Nel film, invece, è solo lei a parlare e solo quanto basta per inquadrare la scena e distinguere le quattro notti. Di lui sappiamo soltanto che è straniero.
Però, per chi conosce il romanzo, quei silenzi parlano, sono espressivi, il rumore dei passi sembra che scandisca le parole.
Inoltre, ogni artista, sia regista che scrittore (in particolare i russi) cura molto la scena nella quale si muovono i personaggi.
Nel film già la scelta della mancanza dei colori, con bianchi accecanti e neri quasi senza chiaroscuri, ci riporta a quel forte contrasto tra le fantasticherie del sognatore e la concretezza di Nasten'ka che preferisce aspettare pazientemente il ritorno di colui che le ha promesso di sposarla dopo che avrebbe guadagnato il necessario per metter su casa.
Infine, i nove minuti di camera fissa. Anche questo credo che sia stata una scelta molto felice. Nelle poche righe del finale del romanzo emerge la grandezza dell'opera. Il sognatore, anche se viene lasciato da Nasten'ka, si sente in debito verso di lei proprio perché gli ha fatto provare un sentimento che, se non l'avesse incontrata, probabilmente non avrebbe mai provato.
Il romanzo si chiude con la celeberrima frase: "un minuto intero di beatitudine è forse poco per colmare tutta la vita di un uomo?"
Nel film far dire allo straniero qualcosa di simile sarebbe stato troppo banale. Noi spettatori osserviamo Nasten'ka e lo straniero da lontano, sono quasi due puntini in una Parigi caotica invece che in una Pietroburgo deserta e silenziosa.

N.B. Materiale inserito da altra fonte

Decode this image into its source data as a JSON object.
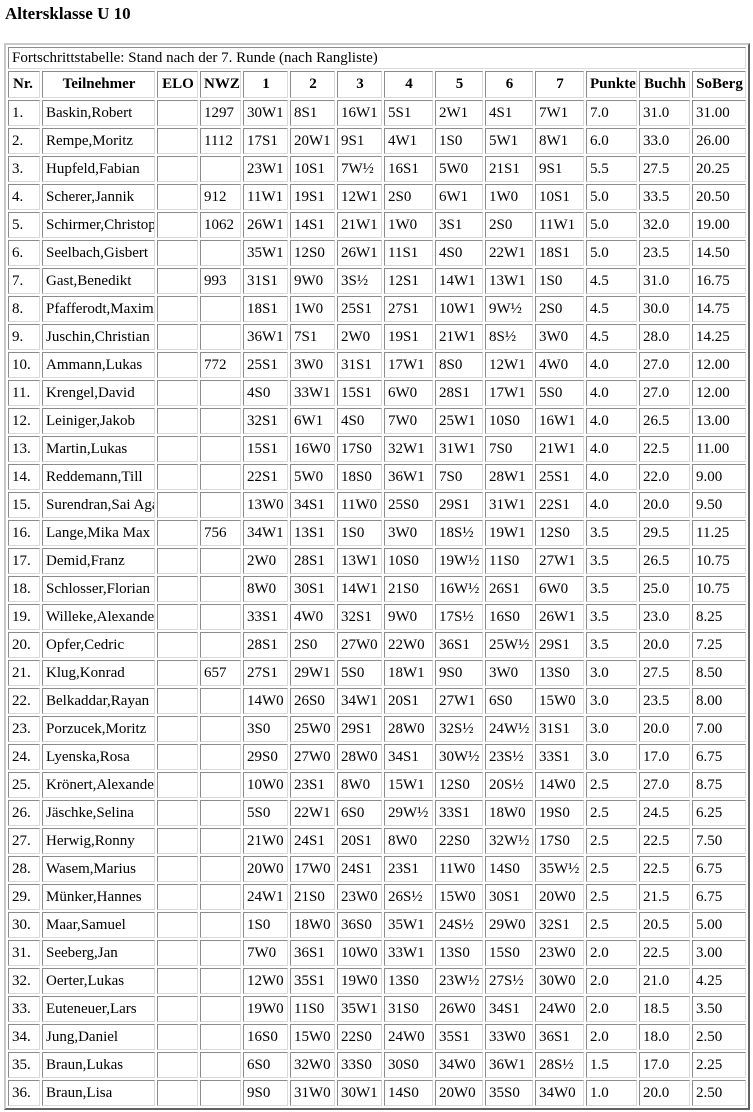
{
  "page_title": "Altersklasse U 10",
  "table": {
    "caption": "Fortschrittstabelle: Stand nach der 7. Runde (nach Rangliste)",
    "headers": [
      "Nr.",
      "Teilnehmer",
      "ELO",
      "NWZ",
      "1",
      "2",
      "3",
      "4",
      "5",
      "6",
      "7",
      "Punkte",
      "Buchh",
      "SoBerg"
    ],
    "rows": [
      [
        "1.",
        "Baskin,Robert",
        "",
        "1297",
        "30W1",
        "8S1",
        "16W1",
        "5S1",
        "2W1",
        "4S1",
        "7W1",
        "7.0",
        "31.0",
        "31.00"
      ],
      [
        "2.",
        "Rempe,Moritz",
        "",
        "1112",
        "17S1",
        "20W1",
        "9S1",
        "4W1",
        "1S0",
        "5W1",
        "8W1",
        "6.0",
        "33.0",
        "26.00"
      ],
      [
        "3.",
        "Hupfeld,Fabian",
        "",
        "",
        "23W1",
        "10S1",
        "7W½",
        "16S1",
        "5W0",
        "21S1",
        "9S1",
        "5.5",
        "27.5",
        "20.25"
      ],
      [
        "4.",
        "Scherer,Jannik",
        "",
        "912",
        "11W1",
        "19S1",
        "12W1",
        "2S0",
        "6W1",
        "1W0",
        "10S1",
        "5.0",
        "33.5",
        "20.50"
      ],
      [
        "5.",
        "Schirmer,Christop",
        "",
        "1062",
        "26W1",
        "14S1",
        "21W1",
        "1W0",
        "3S1",
        "2S0",
        "11W1",
        "5.0",
        "32.0",
        "19.00"
      ],
      [
        "6.",
        "Seelbach,Gisbert",
        "",
        "",
        "35W1",
        "12S0",
        "26W1",
        "11S1",
        "4S0",
        "22W1",
        "18S1",
        "5.0",
        "23.5",
        "14.50"
      ],
      [
        "7.",
        "Gast,Benedikt",
        "",
        "993",
        "31S1",
        "9W0",
        "3S½",
        "12S1",
        "14W1",
        "13W1",
        "1S0",
        "4.5",
        "31.0",
        "16.75"
      ],
      [
        "8.",
        "Pfafferodt,Maximi",
        "",
        "",
        "18S1",
        "1W0",
        "25S1",
        "27S1",
        "10W1",
        "9W½",
        "2S0",
        "4.5",
        "30.0",
        "14.75"
      ],
      [
        "9.",
        "Juschin,Christian",
        "",
        "",
        "36W1",
        "7S1",
        "2W0",
        "19S1",
        "21W1",
        "8S½",
        "3W0",
        "4.5",
        "28.0",
        "14.25"
      ],
      [
        "10.",
        "Ammann,Lukas",
        "",
        "772",
        "25S1",
        "3W0",
        "31S1",
        "17W1",
        "8S0",
        "12W1",
        "4W0",
        "4.0",
        "27.0",
        "12.00"
      ],
      [
        "11.",
        "Krengel,David",
        "",
        "",
        "4S0",
        "33W1",
        "15S1",
        "6W0",
        "28S1",
        "17W1",
        "5S0",
        "4.0",
        "27.0",
        "12.00"
      ],
      [
        "12.",
        "Leiniger,Jakob",
        "",
        "",
        "32S1",
        "6W1",
        "4S0",
        "7W0",
        "25W1",
        "10S0",
        "16W1",
        "4.0",
        "26.5",
        "13.00"
      ],
      [
        "13.",
        "Martin,Lukas",
        "",
        "",
        "15S1",
        "16W0",
        "17S0",
        "32W1",
        "31W1",
        "7S0",
        "21W1",
        "4.0",
        "22.5",
        "11.00"
      ],
      [
        "14.",
        "Reddemann,Till",
        "",
        "",
        "22S1",
        "5W0",
        "18S0",
        "36W1",
        "7S0",
        "28W1",
        "25S1",
        "4.0",
        "22.0",
        "9.00"
      ],
      [
        "15.",
        "Surendran,Sai Aga",
        "",
        "",
        "13W0",
        "34S1",
        "11W0",
        "25S0",
        "29S1",
        "31W1",
        "22S1",
        "4.0",
        "20.0",
        "9.50"
      ],
      [
        "16.",
        "Lange,Mika Max",
        "",
        "756",
        "34W1",
        "13S1",
        "1S0",
        "3W0",
        "18S½",
        "19W1",
        "12S0",
        "3.5",
        "29.5",
        "11.25"
      ],
      [
        "17.",
        "Demid,Franz",
        "",
        "",
        "2W0",
        "28S1",
        "13W1",
        "10S0",
        "19W½",
        "11S0",
        "27W1",
        "3.5",
        "26.5",
        "10.75"
      ],
      [
        "18.",
        "Schlosser,Florian",
        "",
        "",
        "8W0",
        "30S1",
        "14W1",
        "21S0",
        "16W½",
        "26S1",
        "6W0",
        "3.5",
        "25.0",
        "10.75"
      ],
      [
        "19.",
        "Willeke,Alexander",
        "",
        "",
        "33S1",
        "4W0",
        "32S1",
        "9W0",
        "17S½",
        "16S0",
        "26W1",
        "3.5",
        "23.0",
        "8.25"
      ],
      [
        "20.",
        "Opfer,Cedric",
        "",
        "",
        "28S1",
        "2S0",
        "27W0",
        "22W0",
        "36S1",
        "25W½",
        "29S1",
        "3.5",
        "20.0",
        "7.25"
      ],
      [
        "21.",
        "Klug,Konrad",
        "",
        "657",
        "27S1",
        "29W1",
        "5S0",
        "18W1",
        "9S0",
        "3W0",
        "13S0",
        "3.0",
        "27.5",
        "8.50"
      ],
      [
        "22.",
        "Belkaddar,Rayan",
        "",
        "",
        "14W0",
        "26S0",
        "34W1",
        "20S1",
        "27W1",
        "6S0",
        "15W0",
        "3.0",
        "23.5",
        "8.00"
      ],
      [
        "23.",
        "Porzucek,Moritz",
        "",
        "",
        "3S0",
        "25W0",
        "29S1",
        "28W0",
        "32S½",
        "24W½",
        "31S1",
        "3.0",
        "20.0",
        "7.00"
      ],
      [
        "24.",
        "Lyenska,Rosa",
        "",
        "",
        "29S0",
        "27W0",
        "28W0",
        "34S1",
        "30W½",
        "23S½",
        "33S1",
        "3.0",
        "17.0",
        "6.75"
      ],
      [
        "25.",
        "Krönert,Alexander",
        "",
        "",
        "10W0",
        "23S1",
        "8W0",
        "15W1",
        "12S0",
        "20S½",
        "14W0",
        "2.5",
        "27.0",
        "8.75"
      ],
      [
        "26.",
        "Jäschke,Selina",
        "",
        "",
        "5S0",
        "22W1",
        "6S0",
        "29W½",
        "33S1",
        "18W0",
        "19S0",
        "2.5",
        "24.5",
        "6.25"
      ],
      [
        "27.",
        "Herwig,Ronny",
        "",
        "",
        "21W0",
        "24S1",
        "20S1",
        "8W0",
        "22S0",
        "32W½",
        "17S0",
        "2.5",
        "22.5",
        "7.50"
      ],
      [
        "28.",
        "Wasem,Marius",
        "",
        "",
        "20W0",
        "17W0",
        "24S1",
        "23S1",
        "11W0",
        "14S0",
        "35W½",
        "2.5",
        "22.5",
        "6.75"
      ],
      [
        "29.",
        "Münker,Hannes",
        "",
        "",
        "24W1",
        "21S0",
        "23W0",
        "26S½",
        "15W0",
        "30S1",
        "20W0",
        "2.5",
        "21.5",
        "6.75"
      ],
      [
        "30.",
        "Maar,Samuel",
        "",
        "",
        "1S0",
        "18W0",
        "36S0",
        "35W1",
        "24S½",
        "29W0",
        "32S1",
        "2.5",
        "20.5",
        "5.00"
      ],
      [
        "31.",
        "Seeberg,Jan",
        "",
        "",
        "7W0",
        "36S1",
        "10W0",
        "33W1",
        "13S0",
        "15S0",
        "23W0",
        "2.0",
        "22.5",
        "3.00"
      ],
      [
        "32.",
        "Oerter,Lukas",
        "",
        "",
        "12W0",
        "35S1",
        "19W0",
        "13S0",
        "23W½",
        "27S½",
        "30W0",
        "2.0",
        "21.0",
        "4.25"
      ],
      [
        "33.",
        "Euteneuer,Lars",
        "",
        "",
        "19W0",
        "11S0",
        "35W1",
        "31S0",
        "26W0",
        "34S1",
        "24W0",
        "2.0",
        "18.5",
        "3.50"
      ],
      [
        "34.",
        "Jung,Daniel",
        "",
        "",
        "16S0",
        "15W0",
        "22S0",
        "24W0",
        "35S1",
        "33W0",
        "36S1",
        "2.0",
        "18.0",
        "2.50"
      ],
      [
        "35.",
        "Braun,Lukas",
        "",
        "",
        "6S0",
        "32W0",
        "33S0",
        "30S0",
        "34W0",
        "36W1",
        "28S½",
        "1.5",
        "17.0",
        "2.25"
      ],
      [
        "36.",
        "Braun,Lisa",
        "",
        "",
        "9S0",
        "31W0",
        "30W1",
        "14S0",
        "20W0",
        "35S0",
        "34W0",
        "1.0",
        "20.0",
        "2.50"
      ]
    ]
  }
}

Possiamo immaginare che lui dica a lei quelle parole, o semplicemente le pensi, ma tante volte, i silenzi e gli sguardi sono più significativi delle parole.
Come nel romanzo si avverte che Dostoevskij sentiva profondamente come facente parte del proprio io quanto ha scritto nell'epilogo (anche perché dieci anni dopo il destino lo metterà alla prova, si troverà lui stesso nei panni del sognatore e si comporterà esattamente come il suo personaggio), anche nel film si sente che il regista e gli attori vivono e traggono l'ossigeno da questa atmosfera di emozioni intense e riescono a trasmetterla al pubblico.
In conclusione il film mi è molto piaciuto.